The much-ballyhooed artificial intelligence approach boasts impressive feats but still falls short of human brainpower. Researchers are determined to figure out what’s missing.
There’s no mistaking the image: It’s a banana—a big, ripe, bright-yellow banana. Yet the artificial intelligence (AI) identifies it as a toaster, even though it was trained with the same powerful and oft-publicized deep-learning techniques that have produced a white-hot revolution in driverless cars, speech understanding, and a multitude of other AI applications. That means the AI was shown several thousand photos of bananas, slugs, snails, and similar-looking objects, like so many flash cards, and then drilled on the answers until it had the classification down cold. And yet this advanced system was quite easily confused—all it took was a little day-glow sticker, digitally pasted in one corner of the image.
This example of what deep-learning researchers call an “adversarial attack,” discovered by the Google Brain team in Mountain View, CA (1), highlights just how far AI still has to go before it remotely approaches human capabilities. “I initially thought that adversarial examples were just an annoyance,” says Geoffrey Hinton, a computer scientist at the University of Toronto and one of the pioneers of deep learning. “But I now think they're probably quite profound. They tell us that we're doing something wrong.”
That’s a widely shared sentiment among AI practitioners, any of whom can easily rattle off a long list of deep learning’s drawbacks.

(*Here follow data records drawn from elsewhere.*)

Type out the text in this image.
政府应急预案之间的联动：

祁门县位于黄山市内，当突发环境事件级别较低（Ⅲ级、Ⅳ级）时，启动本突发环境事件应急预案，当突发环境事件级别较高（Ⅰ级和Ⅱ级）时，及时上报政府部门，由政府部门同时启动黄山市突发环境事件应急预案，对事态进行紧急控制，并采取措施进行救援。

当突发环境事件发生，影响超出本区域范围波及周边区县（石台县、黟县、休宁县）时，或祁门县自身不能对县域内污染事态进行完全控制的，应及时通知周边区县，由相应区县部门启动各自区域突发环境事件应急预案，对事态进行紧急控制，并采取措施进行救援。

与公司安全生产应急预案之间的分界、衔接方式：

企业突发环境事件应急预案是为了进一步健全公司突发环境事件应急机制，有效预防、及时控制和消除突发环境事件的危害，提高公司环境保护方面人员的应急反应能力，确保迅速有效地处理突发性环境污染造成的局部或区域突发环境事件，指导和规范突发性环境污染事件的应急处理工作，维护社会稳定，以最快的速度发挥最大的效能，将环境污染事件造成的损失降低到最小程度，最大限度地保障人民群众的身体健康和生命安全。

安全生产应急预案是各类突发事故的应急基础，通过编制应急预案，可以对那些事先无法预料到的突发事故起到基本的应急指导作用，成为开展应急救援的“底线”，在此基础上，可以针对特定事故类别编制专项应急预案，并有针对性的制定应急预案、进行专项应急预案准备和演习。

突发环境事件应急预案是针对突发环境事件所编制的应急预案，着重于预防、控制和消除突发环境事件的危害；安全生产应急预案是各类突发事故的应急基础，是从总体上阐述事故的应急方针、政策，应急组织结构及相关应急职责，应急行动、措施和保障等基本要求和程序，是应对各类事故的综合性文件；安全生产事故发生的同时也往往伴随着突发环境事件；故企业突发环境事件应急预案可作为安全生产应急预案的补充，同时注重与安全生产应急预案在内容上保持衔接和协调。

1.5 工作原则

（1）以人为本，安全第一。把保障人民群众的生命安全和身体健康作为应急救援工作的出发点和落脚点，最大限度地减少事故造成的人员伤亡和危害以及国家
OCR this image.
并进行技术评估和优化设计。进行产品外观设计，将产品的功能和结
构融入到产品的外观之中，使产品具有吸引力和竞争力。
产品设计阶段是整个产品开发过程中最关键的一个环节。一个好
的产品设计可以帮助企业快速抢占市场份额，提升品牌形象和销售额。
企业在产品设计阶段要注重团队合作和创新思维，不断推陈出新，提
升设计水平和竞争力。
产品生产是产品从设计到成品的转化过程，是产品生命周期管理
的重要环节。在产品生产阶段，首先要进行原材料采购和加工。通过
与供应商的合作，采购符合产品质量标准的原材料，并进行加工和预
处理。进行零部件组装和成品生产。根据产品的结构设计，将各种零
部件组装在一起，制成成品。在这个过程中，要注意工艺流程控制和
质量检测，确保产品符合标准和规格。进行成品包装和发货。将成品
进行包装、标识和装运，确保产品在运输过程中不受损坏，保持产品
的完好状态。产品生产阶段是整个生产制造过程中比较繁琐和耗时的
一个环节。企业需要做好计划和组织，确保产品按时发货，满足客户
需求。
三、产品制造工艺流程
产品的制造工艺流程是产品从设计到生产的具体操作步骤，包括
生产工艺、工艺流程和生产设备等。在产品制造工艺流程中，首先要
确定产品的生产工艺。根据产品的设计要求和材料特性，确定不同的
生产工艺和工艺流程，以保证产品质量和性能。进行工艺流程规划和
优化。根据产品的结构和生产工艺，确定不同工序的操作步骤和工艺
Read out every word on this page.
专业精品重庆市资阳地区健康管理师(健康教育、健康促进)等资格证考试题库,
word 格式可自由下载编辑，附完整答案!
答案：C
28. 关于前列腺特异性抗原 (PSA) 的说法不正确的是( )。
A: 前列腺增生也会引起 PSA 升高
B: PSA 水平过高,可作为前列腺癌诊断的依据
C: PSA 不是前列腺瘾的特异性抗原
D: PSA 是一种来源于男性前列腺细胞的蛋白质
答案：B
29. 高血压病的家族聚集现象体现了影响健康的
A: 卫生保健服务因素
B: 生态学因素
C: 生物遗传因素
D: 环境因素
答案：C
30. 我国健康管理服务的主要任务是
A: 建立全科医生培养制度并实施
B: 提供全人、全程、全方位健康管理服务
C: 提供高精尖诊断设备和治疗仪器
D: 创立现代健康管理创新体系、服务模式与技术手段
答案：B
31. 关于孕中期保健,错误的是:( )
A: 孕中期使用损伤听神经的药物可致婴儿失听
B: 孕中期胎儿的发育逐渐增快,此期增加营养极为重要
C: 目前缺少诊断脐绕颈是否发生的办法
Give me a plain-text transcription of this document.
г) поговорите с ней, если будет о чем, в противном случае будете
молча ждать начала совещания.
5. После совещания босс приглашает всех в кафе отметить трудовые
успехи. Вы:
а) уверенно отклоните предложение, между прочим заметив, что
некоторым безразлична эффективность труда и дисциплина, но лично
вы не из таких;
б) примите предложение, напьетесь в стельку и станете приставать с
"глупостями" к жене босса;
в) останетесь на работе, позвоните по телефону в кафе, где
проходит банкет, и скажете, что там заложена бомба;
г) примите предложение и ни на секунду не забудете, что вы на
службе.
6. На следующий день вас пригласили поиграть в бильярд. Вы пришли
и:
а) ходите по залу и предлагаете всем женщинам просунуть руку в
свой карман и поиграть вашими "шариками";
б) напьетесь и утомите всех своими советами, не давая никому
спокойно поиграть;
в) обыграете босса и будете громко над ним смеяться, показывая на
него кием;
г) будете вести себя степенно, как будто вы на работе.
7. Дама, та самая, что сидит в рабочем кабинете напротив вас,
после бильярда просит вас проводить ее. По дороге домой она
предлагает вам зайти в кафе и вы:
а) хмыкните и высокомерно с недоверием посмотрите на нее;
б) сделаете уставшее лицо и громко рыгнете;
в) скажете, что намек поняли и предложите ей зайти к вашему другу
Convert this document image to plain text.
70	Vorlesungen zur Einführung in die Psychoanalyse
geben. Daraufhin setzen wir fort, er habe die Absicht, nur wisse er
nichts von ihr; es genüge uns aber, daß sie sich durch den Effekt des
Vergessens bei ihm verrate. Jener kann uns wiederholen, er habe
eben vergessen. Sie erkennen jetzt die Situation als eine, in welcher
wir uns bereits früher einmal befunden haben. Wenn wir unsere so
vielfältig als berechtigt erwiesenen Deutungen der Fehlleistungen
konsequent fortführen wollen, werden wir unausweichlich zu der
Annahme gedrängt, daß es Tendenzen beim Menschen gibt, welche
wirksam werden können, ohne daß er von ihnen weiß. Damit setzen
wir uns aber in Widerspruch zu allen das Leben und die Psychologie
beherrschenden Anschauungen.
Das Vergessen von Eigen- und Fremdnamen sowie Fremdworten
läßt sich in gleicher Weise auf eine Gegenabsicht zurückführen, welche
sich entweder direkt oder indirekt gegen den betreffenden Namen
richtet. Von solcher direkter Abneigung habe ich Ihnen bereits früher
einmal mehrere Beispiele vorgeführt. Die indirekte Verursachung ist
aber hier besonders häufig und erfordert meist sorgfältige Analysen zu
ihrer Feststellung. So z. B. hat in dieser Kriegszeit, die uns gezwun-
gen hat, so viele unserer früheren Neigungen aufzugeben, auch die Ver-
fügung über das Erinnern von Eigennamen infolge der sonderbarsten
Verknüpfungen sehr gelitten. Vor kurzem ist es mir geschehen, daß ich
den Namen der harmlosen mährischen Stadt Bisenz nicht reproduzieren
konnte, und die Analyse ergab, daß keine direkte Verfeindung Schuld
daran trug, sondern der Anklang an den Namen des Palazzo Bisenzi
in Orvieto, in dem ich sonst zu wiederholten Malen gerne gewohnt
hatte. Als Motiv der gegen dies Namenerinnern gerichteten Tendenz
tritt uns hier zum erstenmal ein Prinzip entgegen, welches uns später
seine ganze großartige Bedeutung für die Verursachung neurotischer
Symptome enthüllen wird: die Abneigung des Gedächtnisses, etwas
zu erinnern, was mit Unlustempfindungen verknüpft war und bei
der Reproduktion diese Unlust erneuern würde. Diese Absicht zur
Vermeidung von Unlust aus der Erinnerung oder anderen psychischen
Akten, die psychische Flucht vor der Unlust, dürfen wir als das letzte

In addition to its vulnerability to spoofing, for example, there is its gross inefficiency. “For a child to learn to recognize a cow,” says Hinton, “it's not like their mother needs to say ‘cow’ 10,000 times”—a number that’s often required for deep-learning systems. Humans generally learn new concepts from just one or two examples.
Then there’s the opacity problem. Once a deep-learning system has been trained, it’s not always clear how it’s making its decisions. “In many contexts that's just not acceptable, even if it gets the right answer,” says David Cox, a computational neuroscientist who heads the MIT-IBM Watson AI Lab in Cambridge, MA. Suppose a bank uses AI to evaluate your credit-worthiness and then denies you a loan: “In many states there are laws that say you have to explain why,” he says.
And perhaps most importantly, there’s the lack of common sense. Deep-learning systems may be wizards at recognizing patterns in the pixels, but they can’t understand what the patterns mean, much less reason about them. “It’s not clear to me that current systems would be able to see that sofas and chairs are for sitting,” says Greg Wayne, an AI researcher at DeepMind, a London-based subsidiary of Google’s parent company, Alphabet.
Increasingly, such frailties are raising concerns about AI among the wider public, as well—especially as driverless cars, which use similar deep-learning techniques to navigate, get involved in well-publicized mishaps and fatalities. “People have started to say, ‘Maybe there is a problem’,” says Gary Marcus, a cognitive scientist at New York University and one of deep learning’s most vocal skeptics. Until the past year or so, he says, “there had been a feeling that deep learning was magic. Now people are realizing that it’s not magic.”
Still, there’s no denying that deep learning is an incredibly powerful tool—one that’s made it routine to deploy applications such as face and voice recognition that were all but impossible just a decade ago. “So I have a hard time imagining that deep learning will go away at this point,” Cox says. “It is much more likely that we will modify it, or augment it.”
Today’s deep-learning revolution has its roots in the “brain wars” of the 1980s when advocates of two different approaches to AI were talking right past each other.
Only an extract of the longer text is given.